Quand le pauvre teneur de livres fut seul. Il poussa des cris pour exhaler sa douleur, il se tordit, il se roula par terre, il maudit le ciel et implora l’enfer. Toutes les jouissances entrevues et rêvées, toutes les ivresses qu’il avait effleurées comme le prélude d’ivresses plus entières, reparaissaient soudain devant son imagination, comme une troupe de fantômes qui l’entouraient d’un cercle magique dansaient autour de lui une ronde folle et l’appelaient tour à tour avec leurs plus séduisants sourires ; puis, lorsque altéré de plaisir, il voulait s’élancer vers eux, ils s’éloignaient en riant de ses efforts ou s’évanouissaient en fumée, laissant devant lui un grand livre ouvert, un encrier, un pupitre de cuir usé, un bureau noir.

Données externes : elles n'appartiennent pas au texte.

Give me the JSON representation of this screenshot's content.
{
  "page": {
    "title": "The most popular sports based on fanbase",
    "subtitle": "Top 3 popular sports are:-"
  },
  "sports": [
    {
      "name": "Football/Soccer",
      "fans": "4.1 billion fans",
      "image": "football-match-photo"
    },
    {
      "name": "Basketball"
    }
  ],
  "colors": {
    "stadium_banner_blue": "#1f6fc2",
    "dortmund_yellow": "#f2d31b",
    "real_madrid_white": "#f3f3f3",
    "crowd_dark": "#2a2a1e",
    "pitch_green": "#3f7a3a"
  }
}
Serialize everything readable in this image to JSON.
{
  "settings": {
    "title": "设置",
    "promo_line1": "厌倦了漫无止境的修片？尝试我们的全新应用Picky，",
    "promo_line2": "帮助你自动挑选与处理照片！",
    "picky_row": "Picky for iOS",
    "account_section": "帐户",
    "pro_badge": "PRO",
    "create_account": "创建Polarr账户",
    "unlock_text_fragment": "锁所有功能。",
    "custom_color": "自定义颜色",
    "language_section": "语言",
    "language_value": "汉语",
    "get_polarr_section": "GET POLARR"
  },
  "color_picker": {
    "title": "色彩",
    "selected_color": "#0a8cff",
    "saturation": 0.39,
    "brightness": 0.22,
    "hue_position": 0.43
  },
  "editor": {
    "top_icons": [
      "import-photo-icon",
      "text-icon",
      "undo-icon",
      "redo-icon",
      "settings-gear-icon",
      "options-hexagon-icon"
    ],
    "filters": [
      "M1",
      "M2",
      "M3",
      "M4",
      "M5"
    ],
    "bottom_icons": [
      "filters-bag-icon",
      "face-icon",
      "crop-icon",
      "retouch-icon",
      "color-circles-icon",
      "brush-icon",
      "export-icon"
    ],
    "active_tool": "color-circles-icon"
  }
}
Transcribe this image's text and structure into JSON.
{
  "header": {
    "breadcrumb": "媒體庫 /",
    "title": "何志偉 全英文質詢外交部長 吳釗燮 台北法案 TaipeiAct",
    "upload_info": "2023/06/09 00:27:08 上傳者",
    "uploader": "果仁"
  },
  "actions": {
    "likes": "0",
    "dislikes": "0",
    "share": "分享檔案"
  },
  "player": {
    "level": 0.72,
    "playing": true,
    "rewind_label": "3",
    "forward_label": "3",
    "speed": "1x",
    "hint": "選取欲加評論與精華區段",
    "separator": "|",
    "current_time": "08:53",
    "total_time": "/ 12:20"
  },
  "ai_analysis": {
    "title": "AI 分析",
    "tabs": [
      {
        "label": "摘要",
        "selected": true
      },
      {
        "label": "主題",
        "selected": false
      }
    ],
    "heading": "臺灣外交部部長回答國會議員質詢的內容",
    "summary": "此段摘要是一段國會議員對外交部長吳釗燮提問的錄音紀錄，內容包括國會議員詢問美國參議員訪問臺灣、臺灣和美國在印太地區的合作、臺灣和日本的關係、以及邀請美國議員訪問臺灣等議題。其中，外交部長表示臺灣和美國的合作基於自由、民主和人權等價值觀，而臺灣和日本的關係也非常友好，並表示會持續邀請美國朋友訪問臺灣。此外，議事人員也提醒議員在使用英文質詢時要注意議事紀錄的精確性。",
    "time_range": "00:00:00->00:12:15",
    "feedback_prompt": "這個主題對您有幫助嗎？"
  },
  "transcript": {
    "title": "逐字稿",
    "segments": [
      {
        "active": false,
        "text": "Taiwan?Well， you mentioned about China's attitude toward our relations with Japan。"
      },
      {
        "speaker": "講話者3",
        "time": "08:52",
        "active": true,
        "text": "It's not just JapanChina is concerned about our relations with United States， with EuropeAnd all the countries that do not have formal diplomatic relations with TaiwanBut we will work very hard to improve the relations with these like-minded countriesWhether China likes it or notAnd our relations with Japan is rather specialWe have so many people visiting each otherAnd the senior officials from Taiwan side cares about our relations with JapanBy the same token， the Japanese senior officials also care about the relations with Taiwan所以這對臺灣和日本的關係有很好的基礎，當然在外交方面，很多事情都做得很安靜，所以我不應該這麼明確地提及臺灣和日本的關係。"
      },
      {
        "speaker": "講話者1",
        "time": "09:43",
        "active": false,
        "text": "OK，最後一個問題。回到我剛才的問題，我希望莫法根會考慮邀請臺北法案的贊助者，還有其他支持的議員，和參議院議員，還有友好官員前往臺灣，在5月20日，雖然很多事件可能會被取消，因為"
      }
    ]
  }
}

Certes, si en cet instant Satan lui était apparu comme il apparaissait jadis, sous une forme sensible, et s’il lui avait demandé son âme, Naigeot l’eût vendue sans hésitation et sans regret, pour saisir cette fortune dont l’avaient leurré des génies malfaisants, pour anéantir à jamais cet attirail de commis, qui avait enveloppé sa jeunesse dans un suaire de papier noirci…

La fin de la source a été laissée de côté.